In this case my finished size is 6” x 3”, so I cut one (1) 7 ¼” square for the goose and four (4) 3 7/8” squares for the sky:
- Let's start discovering how the stripes will behave when using them in the goose part:
Place two sky squares aligned diagonally and face to face to the geese fabric. Notice that the small squares will overlap in the inner corners.
Draw a line on the diagonal and stitch at ¼” from each side of the line.
Using your rotary cutter and ruler, cut on the drawn line.
Now you have two halves. Open the fabric and press both resulting pieces.
Place one sky square on the uncut corner of each half and draw a diagonal line.
Stitch at ¼” from each side of the drawn line and cut.

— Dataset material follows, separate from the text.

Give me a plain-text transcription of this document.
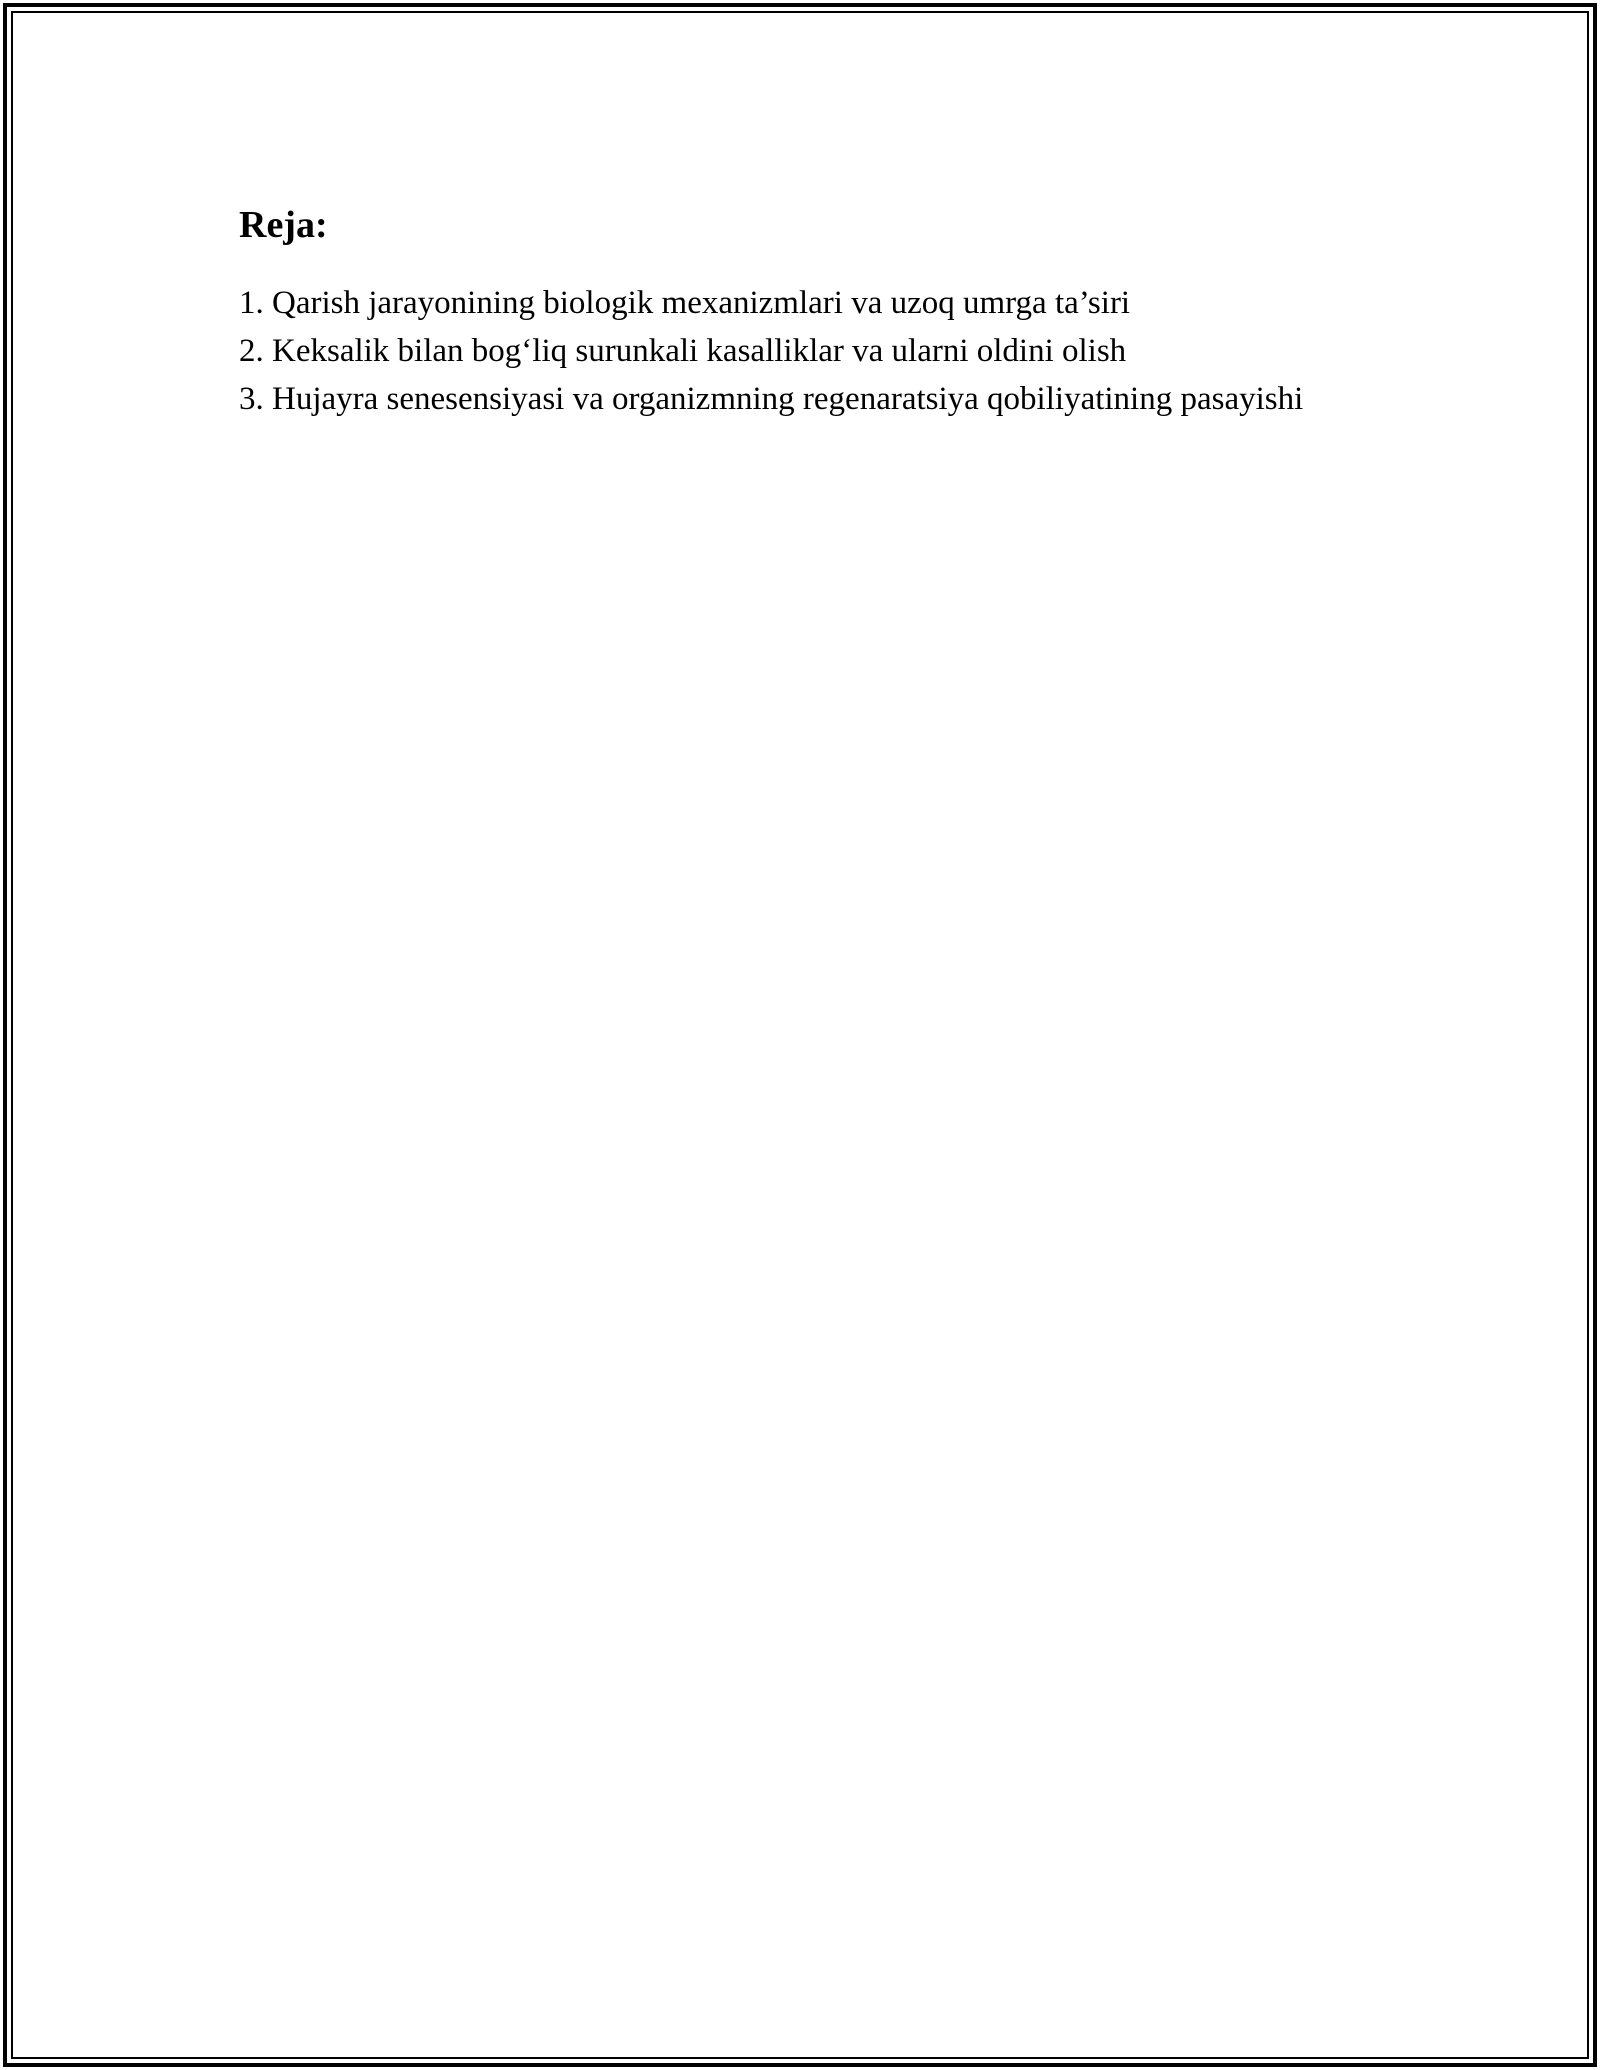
Reja:
1. Qarish jarayonining biologik mexanizmlari va uzoq umrga ta’siri
2. Keksalik bilan bog‘liq surunkali kasalliklar va ularni oldini olish
3. Hujayra senesensiyasi va organizmning regenaratsiya qobiliyatining pasayishi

Open the seams and press. As a result you have four units, two of them with horizontal stripes and two with vertical stripes.

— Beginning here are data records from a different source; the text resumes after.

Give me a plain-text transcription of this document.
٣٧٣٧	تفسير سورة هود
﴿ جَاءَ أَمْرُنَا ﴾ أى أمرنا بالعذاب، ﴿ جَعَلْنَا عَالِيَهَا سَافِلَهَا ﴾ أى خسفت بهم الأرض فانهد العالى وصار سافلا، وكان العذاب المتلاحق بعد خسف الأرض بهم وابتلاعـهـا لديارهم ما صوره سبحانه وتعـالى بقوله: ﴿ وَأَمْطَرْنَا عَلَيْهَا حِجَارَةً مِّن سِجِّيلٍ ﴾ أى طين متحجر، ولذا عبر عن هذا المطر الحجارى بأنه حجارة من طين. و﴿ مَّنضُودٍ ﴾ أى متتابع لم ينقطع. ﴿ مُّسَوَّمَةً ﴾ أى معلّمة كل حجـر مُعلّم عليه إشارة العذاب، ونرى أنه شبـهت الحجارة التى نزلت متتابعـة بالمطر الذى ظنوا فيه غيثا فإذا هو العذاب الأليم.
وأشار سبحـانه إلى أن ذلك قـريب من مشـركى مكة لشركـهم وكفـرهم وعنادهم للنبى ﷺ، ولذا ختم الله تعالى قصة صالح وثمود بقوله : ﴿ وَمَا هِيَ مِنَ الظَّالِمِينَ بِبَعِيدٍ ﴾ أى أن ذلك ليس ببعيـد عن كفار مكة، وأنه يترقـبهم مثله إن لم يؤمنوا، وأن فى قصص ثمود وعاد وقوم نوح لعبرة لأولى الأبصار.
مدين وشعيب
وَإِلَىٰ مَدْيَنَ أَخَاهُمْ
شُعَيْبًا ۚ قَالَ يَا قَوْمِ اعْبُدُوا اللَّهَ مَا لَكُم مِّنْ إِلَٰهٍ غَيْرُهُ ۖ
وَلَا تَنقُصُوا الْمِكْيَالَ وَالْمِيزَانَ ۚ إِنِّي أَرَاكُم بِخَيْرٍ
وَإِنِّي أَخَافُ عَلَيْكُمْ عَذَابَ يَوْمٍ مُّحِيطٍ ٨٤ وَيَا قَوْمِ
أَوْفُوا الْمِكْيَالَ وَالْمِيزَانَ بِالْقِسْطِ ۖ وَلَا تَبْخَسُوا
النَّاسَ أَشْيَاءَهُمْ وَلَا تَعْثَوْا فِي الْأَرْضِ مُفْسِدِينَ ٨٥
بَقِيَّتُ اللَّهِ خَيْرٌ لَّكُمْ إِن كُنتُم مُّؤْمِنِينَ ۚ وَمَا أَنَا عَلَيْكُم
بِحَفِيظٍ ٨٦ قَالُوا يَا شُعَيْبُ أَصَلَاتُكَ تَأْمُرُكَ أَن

2. Now let's see what happens when using the stripes in the sky part!
Place two sky squares aligned diagonally and face to face to the goose fabric. Draw a line on the diagonal and stitch at ¼” from the line on each side.
Cut on the drawn line to get your two halves.
Open the fabric and press both resulting pieces.
Now we will place the striped sky squares in different directions to see what happens.
On the first half, the sky square will have the stripes in the same direction as the stripes attached to the goose fabric. And on the second half the sky square will be placed so the stripes are perpendicular to the ones already attached to the goose fabric.
Draw a diagonal line.
Stitch at 1/4" of each side of the lines and cut.
As a result, you can see that on the first half we have two identical flying geese units, but the left sky stripes are perpendicular to the right sky stripes. And on the second half, both units are different, but the right and the left sky stripes are in the same direction.
Now let your imagination run! I love how the stripes make a big impact on any design, and combined with such a practical method, the sky is the limit!
How do you like your stripes better on the goose or on the sky? Are you ready to create using this method? Please share your ideas and history knowledge with me, I love hearing from you!